After conducting a stress test of 48 economies, the insurance giant found that China stands to lose 24% of its GDP by mid-century if temperatures rise by 3.2°C, while the US, UK and Canada would take a 10% hit.
Europe would suffer slightly more on 11%, with global warming leading to substantial income and productivity losses over time as heat stress leads to crop failures and rising sea levels result in loss of land.
However, by limiting global temperature rises to 2°C, the researchers forecast the world's economy to contract by just 4% by 2050, which would be made possible by adding just 10% to the current $6.3trn (£4.5trn) of annual global infrastructure investments.
“Climate risk affects every society, every company and every individual,” said Thierry Léger, group chief underwriting officer and chairman of the Swiss Re Institute.
“By 2050, the world population will grow to almost 10 billion people, especially in regions most impacted by climate change. So, we must act now to mitigate the risks and to reach net-zero targets.”
The researchers also ranked each country on its exposure to extreme weather and capacity to cope with climate change, finding that Malaysia, Thailand, India, the Philippines and Indonesia are the most vulnerable, while the US, Canada, Switzerland and Germany are among the most resilient.

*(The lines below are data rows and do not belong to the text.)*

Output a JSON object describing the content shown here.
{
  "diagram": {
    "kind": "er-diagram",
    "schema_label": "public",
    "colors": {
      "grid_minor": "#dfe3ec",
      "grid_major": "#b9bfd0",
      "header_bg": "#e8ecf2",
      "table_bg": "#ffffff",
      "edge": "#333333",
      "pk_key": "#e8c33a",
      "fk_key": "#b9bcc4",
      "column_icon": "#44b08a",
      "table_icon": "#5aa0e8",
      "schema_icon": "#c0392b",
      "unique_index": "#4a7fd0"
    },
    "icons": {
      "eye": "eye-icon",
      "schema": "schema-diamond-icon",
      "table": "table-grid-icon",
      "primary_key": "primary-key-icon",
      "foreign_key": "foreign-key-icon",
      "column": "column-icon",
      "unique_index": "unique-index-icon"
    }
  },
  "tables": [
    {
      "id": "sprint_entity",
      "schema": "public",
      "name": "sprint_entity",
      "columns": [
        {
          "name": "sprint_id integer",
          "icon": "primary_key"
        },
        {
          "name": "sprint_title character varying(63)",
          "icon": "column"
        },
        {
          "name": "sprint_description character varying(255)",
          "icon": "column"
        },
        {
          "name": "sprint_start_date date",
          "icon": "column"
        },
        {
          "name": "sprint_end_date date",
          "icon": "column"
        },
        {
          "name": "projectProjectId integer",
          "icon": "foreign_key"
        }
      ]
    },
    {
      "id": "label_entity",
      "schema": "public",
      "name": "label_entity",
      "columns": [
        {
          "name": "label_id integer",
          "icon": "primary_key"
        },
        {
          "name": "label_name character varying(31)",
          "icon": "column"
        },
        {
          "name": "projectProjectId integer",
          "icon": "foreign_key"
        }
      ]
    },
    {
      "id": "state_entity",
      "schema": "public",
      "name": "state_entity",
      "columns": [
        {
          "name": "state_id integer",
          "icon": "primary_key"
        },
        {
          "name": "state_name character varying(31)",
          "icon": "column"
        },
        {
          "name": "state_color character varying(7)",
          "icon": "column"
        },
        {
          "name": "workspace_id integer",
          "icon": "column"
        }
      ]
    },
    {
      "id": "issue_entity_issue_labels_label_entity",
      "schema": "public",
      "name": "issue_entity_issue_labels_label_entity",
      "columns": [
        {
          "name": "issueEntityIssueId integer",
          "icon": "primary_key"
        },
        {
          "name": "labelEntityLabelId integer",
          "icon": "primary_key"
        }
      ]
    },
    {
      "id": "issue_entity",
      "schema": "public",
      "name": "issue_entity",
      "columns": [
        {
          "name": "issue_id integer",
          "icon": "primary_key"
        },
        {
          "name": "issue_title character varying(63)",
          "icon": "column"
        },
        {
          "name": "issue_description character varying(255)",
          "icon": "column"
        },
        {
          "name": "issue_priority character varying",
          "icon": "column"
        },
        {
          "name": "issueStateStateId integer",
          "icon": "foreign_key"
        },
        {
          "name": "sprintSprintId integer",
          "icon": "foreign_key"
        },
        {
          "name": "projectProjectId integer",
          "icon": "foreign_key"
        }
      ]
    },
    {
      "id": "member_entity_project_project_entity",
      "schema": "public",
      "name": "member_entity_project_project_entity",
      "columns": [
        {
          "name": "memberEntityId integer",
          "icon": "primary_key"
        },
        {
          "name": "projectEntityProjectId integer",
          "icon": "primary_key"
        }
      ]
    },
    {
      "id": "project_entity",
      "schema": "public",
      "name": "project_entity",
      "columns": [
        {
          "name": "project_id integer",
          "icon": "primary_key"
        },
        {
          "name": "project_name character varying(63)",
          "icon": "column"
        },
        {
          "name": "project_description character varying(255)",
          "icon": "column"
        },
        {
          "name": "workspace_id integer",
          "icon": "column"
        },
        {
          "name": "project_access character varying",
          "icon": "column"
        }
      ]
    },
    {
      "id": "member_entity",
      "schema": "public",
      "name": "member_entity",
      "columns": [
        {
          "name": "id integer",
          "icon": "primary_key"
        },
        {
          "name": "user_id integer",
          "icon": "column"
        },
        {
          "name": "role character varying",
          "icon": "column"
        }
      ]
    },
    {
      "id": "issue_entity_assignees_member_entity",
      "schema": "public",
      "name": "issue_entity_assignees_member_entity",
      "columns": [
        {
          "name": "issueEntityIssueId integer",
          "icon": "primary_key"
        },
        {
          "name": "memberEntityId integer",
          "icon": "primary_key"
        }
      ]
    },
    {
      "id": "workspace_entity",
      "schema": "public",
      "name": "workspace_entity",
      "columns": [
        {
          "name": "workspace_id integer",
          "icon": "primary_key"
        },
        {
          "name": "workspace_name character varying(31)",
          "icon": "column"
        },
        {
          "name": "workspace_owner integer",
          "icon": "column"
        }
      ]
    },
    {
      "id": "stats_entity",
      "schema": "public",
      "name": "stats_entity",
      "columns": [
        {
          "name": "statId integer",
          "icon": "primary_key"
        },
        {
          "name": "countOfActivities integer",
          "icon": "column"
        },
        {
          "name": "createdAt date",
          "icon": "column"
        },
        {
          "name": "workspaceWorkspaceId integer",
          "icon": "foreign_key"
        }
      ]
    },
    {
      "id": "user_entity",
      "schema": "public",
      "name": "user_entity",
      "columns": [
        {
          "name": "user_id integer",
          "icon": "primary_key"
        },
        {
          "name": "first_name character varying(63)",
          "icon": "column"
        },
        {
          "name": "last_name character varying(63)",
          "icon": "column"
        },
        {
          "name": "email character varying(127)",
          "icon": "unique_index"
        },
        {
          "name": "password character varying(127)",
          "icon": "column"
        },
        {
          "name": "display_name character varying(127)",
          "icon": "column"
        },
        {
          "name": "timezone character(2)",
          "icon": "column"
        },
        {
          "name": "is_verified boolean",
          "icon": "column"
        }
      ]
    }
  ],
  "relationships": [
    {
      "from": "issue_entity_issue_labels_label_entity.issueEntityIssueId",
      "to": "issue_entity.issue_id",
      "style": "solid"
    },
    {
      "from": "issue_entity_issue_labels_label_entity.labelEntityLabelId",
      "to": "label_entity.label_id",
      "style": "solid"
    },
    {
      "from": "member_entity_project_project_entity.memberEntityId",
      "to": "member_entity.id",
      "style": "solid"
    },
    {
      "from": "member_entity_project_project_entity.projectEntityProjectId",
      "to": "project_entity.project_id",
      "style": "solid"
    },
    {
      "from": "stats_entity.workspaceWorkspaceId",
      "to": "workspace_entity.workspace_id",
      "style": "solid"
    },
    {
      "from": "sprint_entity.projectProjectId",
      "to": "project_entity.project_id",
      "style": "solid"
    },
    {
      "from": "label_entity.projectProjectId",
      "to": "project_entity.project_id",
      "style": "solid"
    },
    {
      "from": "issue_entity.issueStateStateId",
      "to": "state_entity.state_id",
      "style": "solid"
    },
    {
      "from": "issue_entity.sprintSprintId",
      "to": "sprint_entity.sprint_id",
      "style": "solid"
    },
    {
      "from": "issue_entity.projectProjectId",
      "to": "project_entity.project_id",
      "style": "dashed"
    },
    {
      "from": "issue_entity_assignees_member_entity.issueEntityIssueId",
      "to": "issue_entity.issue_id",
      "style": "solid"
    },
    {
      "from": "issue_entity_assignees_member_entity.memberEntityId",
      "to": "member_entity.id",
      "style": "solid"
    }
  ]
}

Swiss Re said that coordinated measures by the world’s largest carbon emitters are crucial to limiting temperature rises, warning that climate change poses “the biggest long-term threat to the global economy”.
It highlighted how public and private sectors can facilitate and accelerate a low-carbon transition, particularly regarding sustainable infrastructure investments that are vital to remain below a 2°C increase.
Given the long-term horizon of their liabilities and long-term capital to commit, institutional investors such as pension funds or insurance companies are also ideally positioned to play a strong role.
“Only if public and private sectors pull together will the transition to a low-carbon economy be possible,” said Jérôme Haegeli, Swiss Re’s group chief economist.
“Global cooperation to facilitate financial flows to vulnerable economies is essential. We have an opportunity to correct the course now and construct a world that will be greener, more sustainable and more resilient.”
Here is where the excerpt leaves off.